A new book marking the 90th anniversary of Hornsey Housing Trust highlighting the need for low-cost housing to tackle the rising cost-of-living has had its “first reading” in Parliament.
An excerpt was read out in the Commons by Hornsey and Wood Green MP Catherine West during a debate on the government’s Autumn budget statement.
“This little history sadly outlines so many of the issues we are seeing today,” she told MPs: “I was able to visit the wonderful place called the Hornsey Housing Trust founded in 1933 because of ‘the underlying cause of much discomfort, ill-health and unhappiness in many families was the bad conditions of their houses’.

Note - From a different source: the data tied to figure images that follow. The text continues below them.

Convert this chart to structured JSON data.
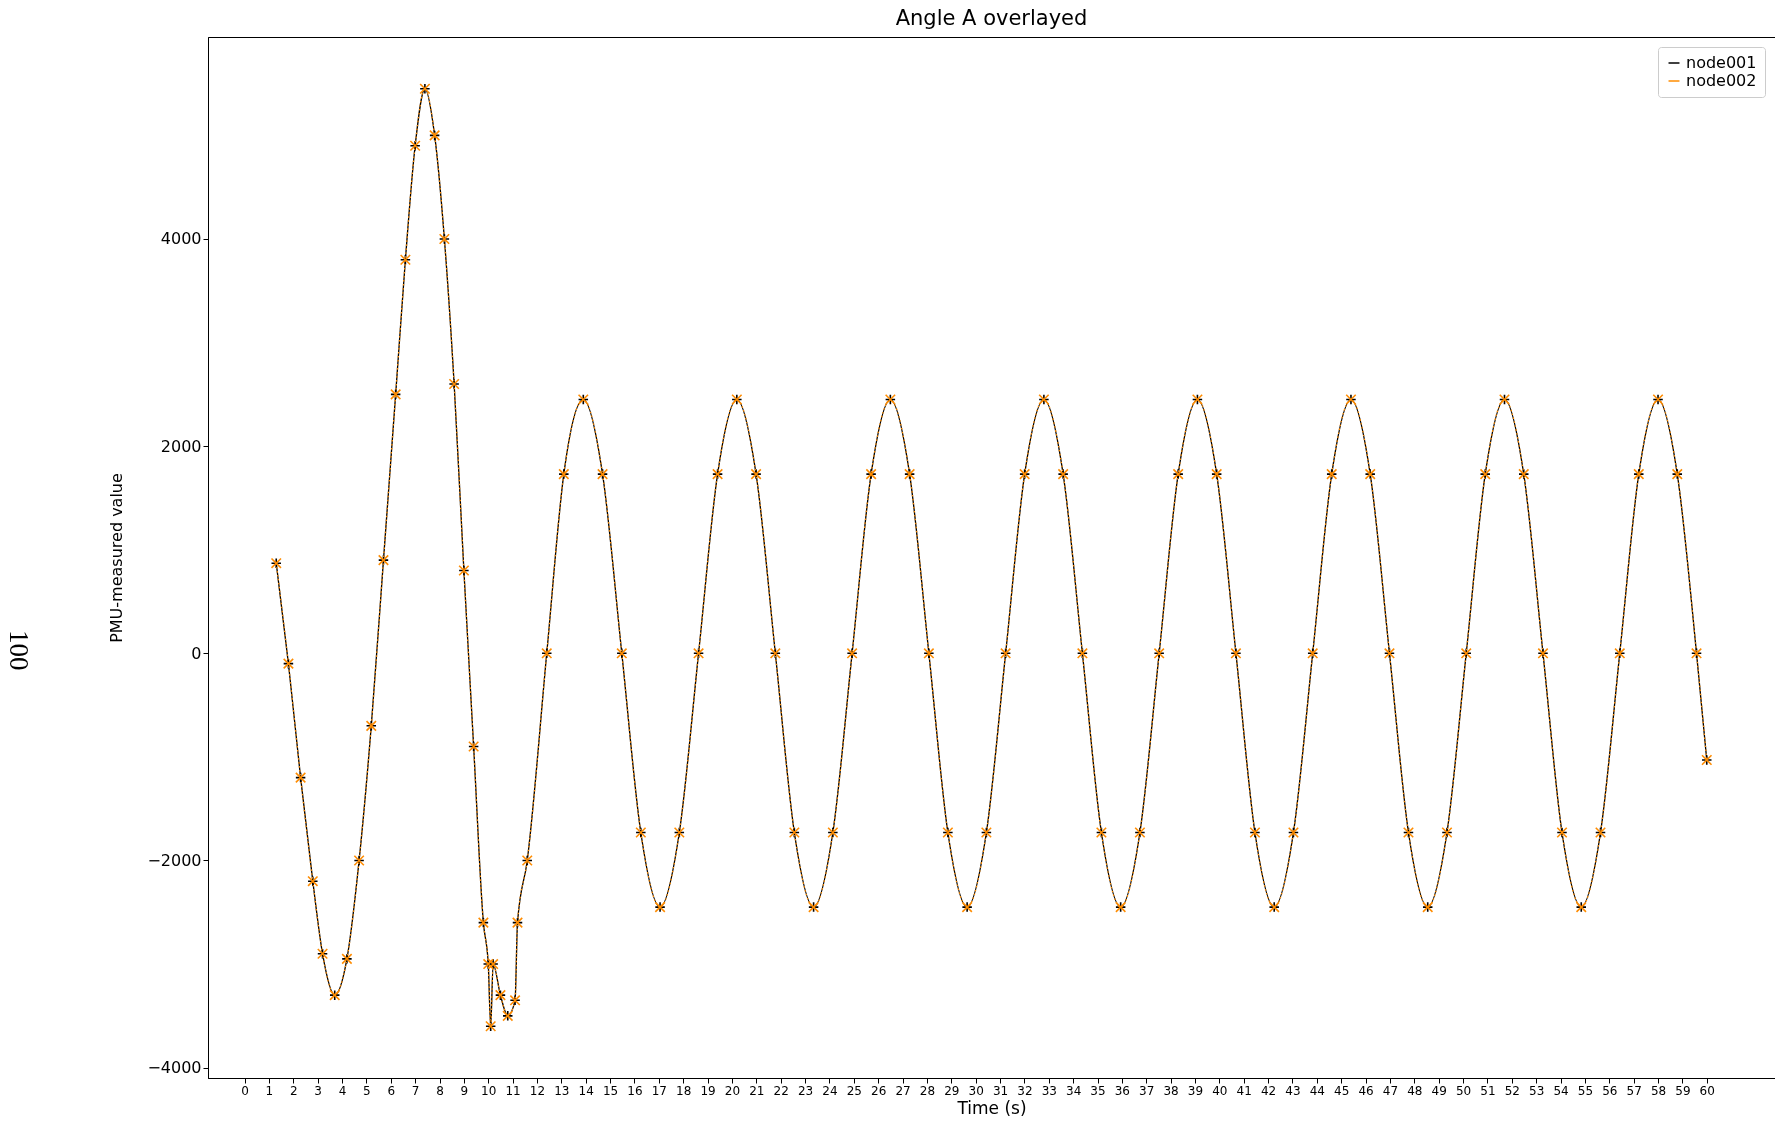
{
  "chart_data": {
    "type": "line",
    "title": "Angle A overlayed",
    "xlabel": "Time (s)",
    "ylabel": "PMU-measured value",
    "annotations": [
      "100"
    ],
    "x": [
      1.3,
      1.8,
      2.3,
      2.8,
      3.2,
      3.7,
      4.2,
      4.7,
      5.2,
      5.7,
      6.2,
      6.6,
      7.0,
      7.4,
      7.8,
      8.2,
      8.6,
      9.0,
      9.4,
      9.8,
      10.0,
      10.1,
      10.2,
      10.5,
      10.8,
      11.1,
      11.2,
      11.6,
      12.4,
      13.1,
      13.9,
      14.69,
      15.48,
      16.26,
      17.05,
      17.84,
      18.63,
      19.41,
      20.2,
      20.99,
      21.78,
      22.56,
      23.35,
      24.14,
      24.93,
      25.71,
      26.5,
      27.29,
      28.08,
      28.86,
      29.65,
      30.44,
      31.23,
      32.01,
      32.8,
      33.59,
      34.38,
      35.16,
      35.95,
      36.74,
      37.53,
      38.31,
      39.1,
      39.89,
      40.68,
      41.46,
      42.25,
      43.04,
      43.83,
      44.61,
      45.4,
      46.19,
      46.98,
      47.76,
      48.55,
      49.34,
      50.13,
      50.91,
      51.7,
      52.49,
      53.28,
      54.06,
      54.85,
      55.64,
      56.43,
      57.21,
      58.0,
      58.79,
      59.58,
      60.0
    ],
    "series": [
      {
        "name": "node001",
        "color": "#000000",
        "marker": "plus",
        "line_style": "solid",
        "values": [
          870,
          -100,
          -1200,
          -2200,
          -2900,
          -3300,
          -2950,
          -2000,
          -700,
          900,
          2500,
          3800,
          4900,
          5450,
          5000,
          4000,
          2600,
          800,
          -900,
          -2600,
          -3000,
          -3600,
          -3000,
          -3300,
          -3500,
          -3350,
          -2600,
          -2000,
          0,
          1730,
          2450,
          1730,
          0,
          -1730,
          -2450,
          -1730,
          0,
          1730,
          2450,
          1730,
          0,
          -1730,
          -2450,
          -1730,
          0,
          1730,
          2450,
          1730,
          0,
          -1730,
          -2450,
          -1730,
          0,
          1730,
          2450,
          1730,
          0,
          -1730,
          -2450,
          -1730,
          0,
          1730,
          2450,
          1730,
          0,
          -1730,
          -2450,
          -1730,
          0,
          1730,
          2450,
          1730,
          0,
          -1730,
          -2450,
          -1730,
          0,
          1730,
          2450,
          1730,
          0,
          -1730,
          -2450,
          -1730,
          0,
          1730,
          2450,
          1730,
          0,
          -1030
        ]
      },
      {
        "name": "node002",
        "color": "#ff8c00",
        "marker": "cross",
        "line_style": "dotted",
        "values": [
          870,
          -100,
          -1200,
          -2200,
          -2900,
          -3300,
          -2950,
          -2000,
          -700,
          900,
          2500,
          3800,
          4900,
          5450,
          5000,
          4000,
          2600,
          800,
          -900,
          -2600,
          -3000,
          -3600,
          -3000,
          -3300,
          -3500,
          -3350,
          -2600,
          -2000,
          0,
          1730,
          2450,
          1730,
          0,
          -1730,
          -2450,
          -1730,
          0,
          1730,
          2450,
          1730,
          0,
          -1730,
          -2450,
          -1730,
          0,
          1730,
          2450,
          1730,
          0,
          -1730,
          -2450,
          -1730,
          0,
          1730,
          2450,
          1730,
          0,
          -1730,
          -2450,
          -1730,
          0,
          1730,
          2450,
          1730,
          0,
          -1730,
          -2450,
          -1730,
          0,
          1730,
          2450,
          1730,
          0,
          -1730,
          -2450,
          -1730,
          0,
          1730,
          2450,
          1730,
          0,
          -1730,
          -2450,
          -1730,
          0,
          1730,
          2450,
          1730,
          0,
          -1030
        ]
      }
    ],
    "xlim": [
      -1.5,
      62.8
    ],
    "ylim": [
      -4100,
      5950
    ],
    "xticks": [
      0,
      1,
      2,
      3,
      4,
      5,
      6,
      7,
      8,
      9,
      10,
      11,
      12,
      13,
      14,
      15,
      16,
      17,
      18,
      19,
      20,
      21,
      22,
      23,
      24,
      25,
      26,
      27,
      28,
      29,
      30,
      31,
      32,
      33,
      34,
      35,
      36,
      37,
      38,
      39,
      40,
      41,
      42,
      43,
      44,
      45,
      46,
      47,
      48,
      49,
      50,
      51,
      52,
      53,
      54,
      55,
      56,
      57,
      58,
      59,
      60
    ],
    "yticks": [
      -4000,
      -2000,
      0,
      2000,
      4000
    ],
    "legend": "top right"
  }
}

“The trust has focused on older folk, but this Autumn Statement does not really fix the crisis in social care and has failed to lay out a real vision for quality of life for older people.”
Catherine had visited the trust’s sheltered housing scheme at Margaret Hill House in Crouch End on November 16, where she met tenants and Haringey councillors.
She said during her visit to the housing scheme: “Inflated house prices have overtaken ordinary incomes and social security payments. But the Hornsey trust provides homes to so many in Haringey who would find it difficult to live locally.”
The book she quoted in Parliament, A Place to Call Home, was by the former chair of trustees Rosie Boughton about the housing trust that was first created for Hornsey pensioners during the Depression in the 1930s that expand during the post-war years of housing crisis.
Her research revealed the trust’s mission in helping pensioners with affordable housing. Rosie explained: “It has provided secure housing at reasonable rent to thousands of people and has grown over 90 years from its early ‘youthful exuberance’ to the expansion of sheltered housing in the 1990s.”
The trust was set up in 1933 by Margaret Hill, whose brother was the renowned economist John Maynard Keynes whose work helped the national recovery from the Depression.
The organisation expanded over the years with new developments in Hornsey and Wood Green and now spreading to Tottenham with a total of 420 tenants. It works today with Haringey Council to allocate homes to pensioners in need from the waiting list. The average age of its tenants is 70 living in in 400 properties.
Haringey’s older population is expected to rise by 30 per cent in the next decade, giving the trust a key role providing affordable homes.